1. Price of gas. We are told that the price of gas is driving the huge price rises. We are also told that the UK gets around 7% of it's gas from Russia. Let's work this through. The UK does not have a constant demand for energy throughout the year. In the Winter, we need far more light and heat. The UK ships in extra gas when demand outstrips regular supply. It is highly unlikely that we've burned any Russian gas this summer at all. The 7% will be an average estimate, if it's a mild winter it's less, if it's harsh its more (of course with spot markets, much of this will be us source getting the gas from the cheapest available source). I am not an expert in energy procurement, but I would expect the large companies to have long term deals to source gas. Ryanair has said that they can keep flight costs low as they have successfully hedged their energy costs and bought in advance. Given that energy is a fundamental, surely the UK's gas suppliers should do this for all but the most unexpected of excess demands? If they've already bought the energy on long term deals, they are fleecing us. If they have not, they have exposed the UK to risk and they should be nationalised.
2. Price of electricity.
Ever wondered how the UK produces it's electricity? Well you can find out in almost real time!

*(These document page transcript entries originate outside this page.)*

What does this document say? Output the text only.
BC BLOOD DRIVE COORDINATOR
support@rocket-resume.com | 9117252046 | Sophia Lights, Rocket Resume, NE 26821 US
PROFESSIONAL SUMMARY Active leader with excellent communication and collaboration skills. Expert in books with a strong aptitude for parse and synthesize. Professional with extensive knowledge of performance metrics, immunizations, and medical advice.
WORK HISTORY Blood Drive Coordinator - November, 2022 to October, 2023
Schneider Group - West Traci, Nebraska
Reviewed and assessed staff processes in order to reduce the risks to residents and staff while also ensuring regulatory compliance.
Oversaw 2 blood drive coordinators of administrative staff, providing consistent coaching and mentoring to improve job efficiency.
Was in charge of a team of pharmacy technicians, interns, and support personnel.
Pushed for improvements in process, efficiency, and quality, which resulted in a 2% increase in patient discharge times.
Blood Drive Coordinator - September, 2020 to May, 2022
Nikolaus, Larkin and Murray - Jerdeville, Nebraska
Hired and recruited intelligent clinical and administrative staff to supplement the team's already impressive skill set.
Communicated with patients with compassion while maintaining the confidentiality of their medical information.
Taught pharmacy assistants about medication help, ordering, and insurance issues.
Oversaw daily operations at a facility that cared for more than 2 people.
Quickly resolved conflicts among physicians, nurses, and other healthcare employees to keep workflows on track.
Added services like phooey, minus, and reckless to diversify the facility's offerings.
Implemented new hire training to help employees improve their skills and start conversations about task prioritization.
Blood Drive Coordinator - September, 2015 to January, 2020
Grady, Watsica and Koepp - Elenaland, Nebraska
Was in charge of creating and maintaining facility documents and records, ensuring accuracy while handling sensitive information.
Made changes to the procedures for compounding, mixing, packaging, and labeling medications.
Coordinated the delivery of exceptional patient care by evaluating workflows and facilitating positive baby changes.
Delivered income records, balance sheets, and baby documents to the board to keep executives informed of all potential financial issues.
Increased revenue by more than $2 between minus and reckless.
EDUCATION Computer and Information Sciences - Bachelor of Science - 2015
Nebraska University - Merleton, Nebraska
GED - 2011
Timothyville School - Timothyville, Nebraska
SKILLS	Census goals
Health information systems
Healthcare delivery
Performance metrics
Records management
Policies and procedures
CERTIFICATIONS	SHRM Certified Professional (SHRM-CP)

We are generataing 52% of our electricty from gas right now (08/09/2022). Around 23% is renewable sources. Nuclear is around 17%. So you can see how gas may influence the price of electricty, but much of this is predictable. Homes and businesses require stability above all other things. Again, we have to ask how much of this energy is produced from sources on long term contracts at fixed prices. If the answer is not "just about all of it" something has gone wrong. Of course, some might say "well when the market lowers prices, you don't complain", but the current situation has shown that if we are at the mercy of markets, we have no security at all.
3. Who is making the money?
This is an easy one. Just look at the share price of BP. A year ago, it was around 300p. Now it is around 50% more. This means that BP is worth half as much again as it was a year ago. If you'd invested two million quid in BP shares a year ago, you'd be sitting on a profit of a million pounds! If you are living in a mansion and your energy bills have doubled, but you are a BP shareholder, you are still quids in. Shell has also seen similar gains, up from around 1400 a year ago to 2270 today. It may or may not suprise you to learn that Liz Truss used to work for Shell. She clearly is well versed in all of the arguments why windfall taxes are a bad idea. The better off you are, the more likely you are to have energy stocks in your portfolio, directly as a shareholder or indirectly through a pension plan. Those at the bottom of the pile, those who are hardest hit by the crisis have no shares or pension pots to insulate them.
Sadly we don't live in a nation where the finances of ordinary people are considered when the government makes decisions.